Header file import order

PostPosted: Wed Mar 04, 2015 8:44 pm
by ghend0
While downloading all headers for a group, I noticed that the import order for the header files is not oldest first. It appears that the most recently downloaded header file is the one that is imported next. The header files are downloaded far more quickly that they are imported. As a result, the database is loaded starting with the oldest headers, but then as importing continues, the import order skips ahead to the next most recent file leaving older headers waiting. After downloading is complete, the remaining header files are imported in reverse download order. This would seem to leave the database file with the oldest headers at both ends and the newest somewhere in the middle. I am wondering if this has any impact on the efficiency of the database when taking into account how it is used by Newsbin. Would there be any advantage to importing the headers in chronological order?

Re: Header file import order

PostPosted: Wed Mar 04, 2015 11:46 pm
by Quade
The benefit of this order is that users see the newest headers first. I'm not aware of any performance issues. Might be interesting to see if there are any.

The order is also changed depending on what group tab list is currently visible. It'll import the newest headers for the currently displayed tab before it imports any others.

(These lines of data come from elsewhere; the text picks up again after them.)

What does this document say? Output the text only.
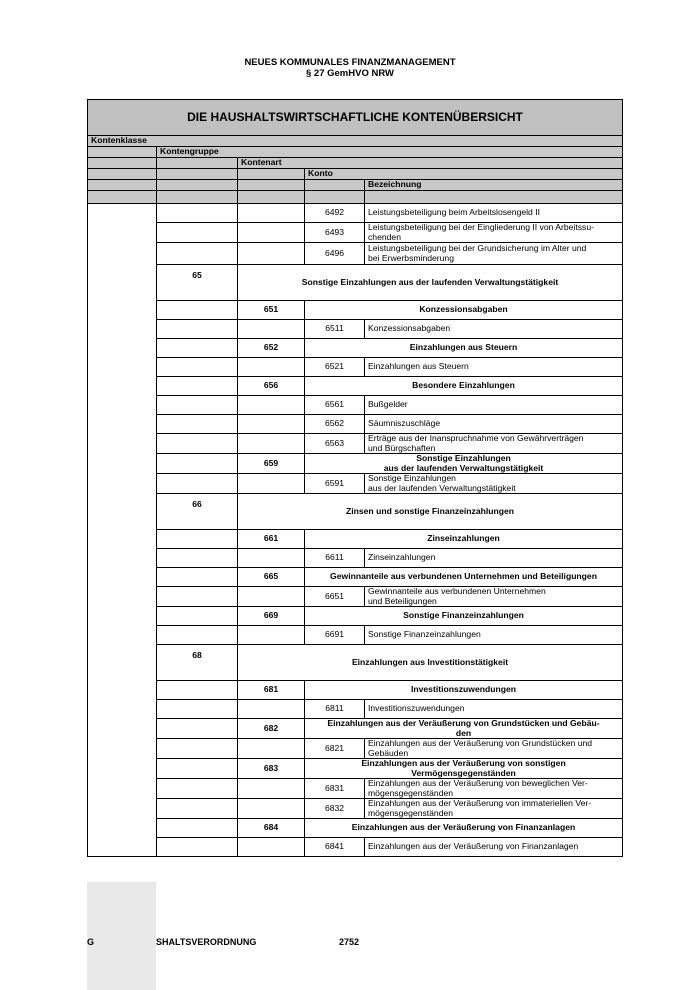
NEUES KOMMUNALES FINANZMANAGEMENT
§ 27 GemHVO NRW
DIE HAUSHALTSWIRTSCHAFTLICHE KONTENÜBERSICHT				
Kontenklasse				
	Kontengruppe			
		Kontenart		
			Konto	
				Bezeichnung

			6492	Leistungsbeteiligung beim Arbeitslosengeld II
			6493	Leistungsbeteiligung bei der Eingliederung II von Arbeitssu-
chenden
			6496	Leistungsbeteiligung bei der Grundsicherung im Alter und
bei Erwerbsminderung
	65	Sonstige Einzahlungen aus der laufenden Verwaltungstätigkeit		
		651	Konzessionsabgaben	
			6511	Konzessionsabgaben
		652	Einzahlungen aus Steuern	
			6521	Einzahlungen aus Steuern
		656	Besondere Einzahlungen	
			6561	Bußgelder
			6562	Säumniszuschläge
			6563	Erträge aus der Inanspruchnahme von Gewährverträgen
und Bürgschaften
		659	Sonstige Einzahlungen
aus der laufenden Verwaltungstätigkeit	
			6591	Sonstige Einzahlungen
aus der laufenden Verwaltungstätigkeit
	66	Zinsen und sonstige Finanzeinzahlungen		
		661	Zinseinzahlungen	
			6611	Zinseinzahlungen
		665	Gewinnanteile aus verbundenen Unternehmen und Beteiligungen	
			6651	Gewinnanteile aus verbundenen Unternehmen
und Beteiligungen
		669	Sonstige Finanzeinzahlungen	
			6691	Sonstige Finanzeinzahlungen
	68	Einzahlungen aus Investitionstätigkeit		
		681	Investitionszuwendungen	
			6811	Investitionszuwendungen
		682	Einzahlungen aus der Veräußerung von Grundstücken und Gebäu-
den	
			6821	Einzahlungen aus der Veräußerung von Grundstücken und
Gebäuden
		683	Einzahlungen aus der Veräußerung von sonstigen
Vermögensgegenständen	
			6831	Einzahlungen aus der Veräußerung von beweglichen Ver-
mögensgegenständen
			6832	Einzahlungen aus der Veräußerung von immateriellen Ver-
mögensgegenständen
		684	Einzahlungen aus der Veräußerung von Finanzanlagen	
			6841	Einzahlungen aus der Veräußerung von Finanzanlagen
G	SHALTSVERORDNUNG	2752
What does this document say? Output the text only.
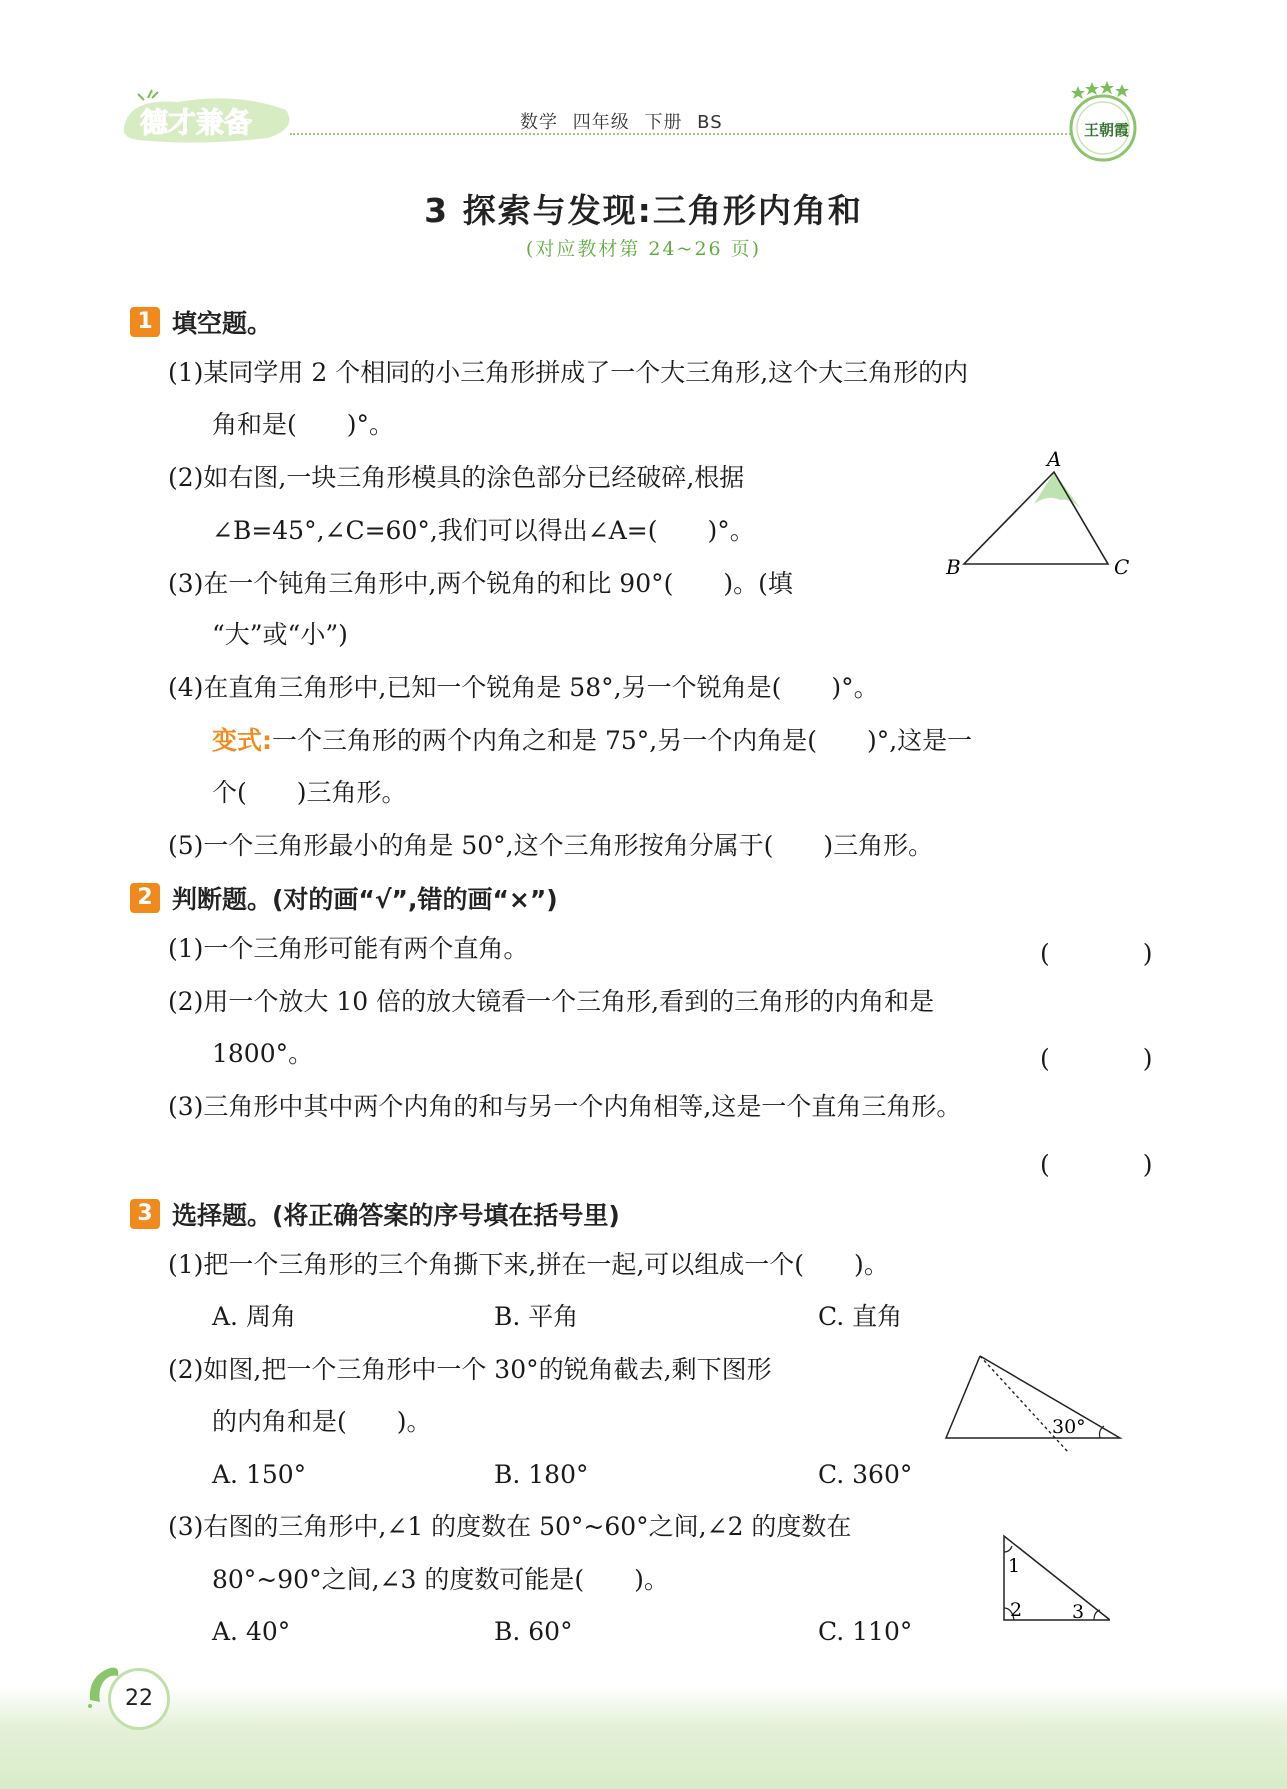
德才兼备	数学 四年级 下册 BS	王朝霞
3 探索与发现:三角形内角和
(对应教材第 24~26 页)
1 填空题。
(1)某同学用 2 个相同的小三角形拼成了一个大三角形,这个大三角形的内
角和是(　　)°。
(2)如右图,一块三角形模具的涂色部分已经破碎,根据
∠B=45°,∠C=60°,我们可以得出∠A=(　　)°。
(3)在一个钝角三角形中,两个锐角的和比 90°(　　)。(填
“大”或“小”)
(4)在直角三角形中,已知一个锐角是 58°,另一个锐角是(　　)°。
变式:一个三角形的两个内角之和是 75°,另一个内角是(　　)°,这是一
个(　　)三角形。
(5)一个三角形最小的角是 50°,这个三角形按角分属于(　　)三角形。
A
B	C
2 判断题。(对的画“√”,错的画“×”)
(1)一个三角形可能有两个直角。	(　)
(2)用一个放大 10 倍的放大镜看一个三角形,看到的三角形的内角和是
1800°。	(　)
(3)三角形中其中两个内角的和与另一个内角相等,这是一个直角三角形。
(　)
3 选择题。(将正确答案的序号填在括号里)
(1)把一个三角形的三个角撕下来,拼在一起,可以组成一个(　　)。
A. 周角	B. 平角	C. 直角
(2)如图,把一个三角形中一个 30°的锐角截去,剩下图形
的内角和是(　　)。
A. 150°	B. 180°	C. 360°
30°
(3)右图的三角形中,∠1 的度数在 50°~60°之间,∠2 的度数在
80°~90°之间,∠3 的度数可能是(　　)。
A. 40°	B. 60°	C. 110°
1
2	3
22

I've made a change to how imports are displayed now though so, it's possible I don't need this reverse order anymore. At one point "Display Age" would prevent you from seeing new imports that were older than the display age. I've removed that filter for newly downloaded headers.

I'll experiment with it.

Re: Header file import order

PostPosted: Fri Mar 06, 2015 8:43 pm
by ghend0
Thank you for taking a look at it. If there would be some improvement in performance, maybe a switch could be added to toggle between the two methods.

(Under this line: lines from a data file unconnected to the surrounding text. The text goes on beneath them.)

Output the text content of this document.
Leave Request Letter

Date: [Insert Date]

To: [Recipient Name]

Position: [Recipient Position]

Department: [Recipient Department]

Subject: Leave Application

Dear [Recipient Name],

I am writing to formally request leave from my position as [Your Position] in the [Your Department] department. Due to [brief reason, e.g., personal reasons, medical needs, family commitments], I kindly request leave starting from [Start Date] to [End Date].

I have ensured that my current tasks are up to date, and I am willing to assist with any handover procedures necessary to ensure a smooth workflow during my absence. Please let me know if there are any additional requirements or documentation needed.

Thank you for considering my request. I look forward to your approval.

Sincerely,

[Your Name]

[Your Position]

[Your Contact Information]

Re: Header file import order

PostPosted: Fri Mar 06, 2015 9:56 pm
by Quade
I've already switched to oldest to newest. I confirmed that the imported posts show up then made the change.

Re: Header file import order

PostPosted: Sat Apr 04, 2015 9:11 pm
by ghend0
I installed the beta release to take advantage of the fix. It is loading headers chronologically, until the article number number rolls over and adds a digit. At that point, the load order looks to be alpha. While better than the previous import order, it is still leaving earlier posts behind for the end. Boneless has about 13 billion posts. Could the article numbers in the .gz filenames be padded to 11 or 12 digits to take care of this?

alt.binaries.boneless-usenetserver-97558837-98558837.gz
alt.binaries.boneless-usenetserver-98558837-99558837.gz
alt.binaries.boneless-usenetserver-99558837-100558837.gz
alt.binaries.boneless-usenetserver-267558837-268558837.gz
alt.binaries.boneless-usenetserver-268558837-269558837.gz

Re: Header file import order

PostPosted: Sun Apr 05, 2015 8:23 am
by Quade
I'll have to look into it. I'd have to change how I generate the filename since the code I use doesn't do leading zero's. Not saying its hard, just a change.

Re: Header file import order

PostPosted: Sat Apr 18, 2015 9:50 pm
by ghend0
Looks good now. Thanks for making the changes.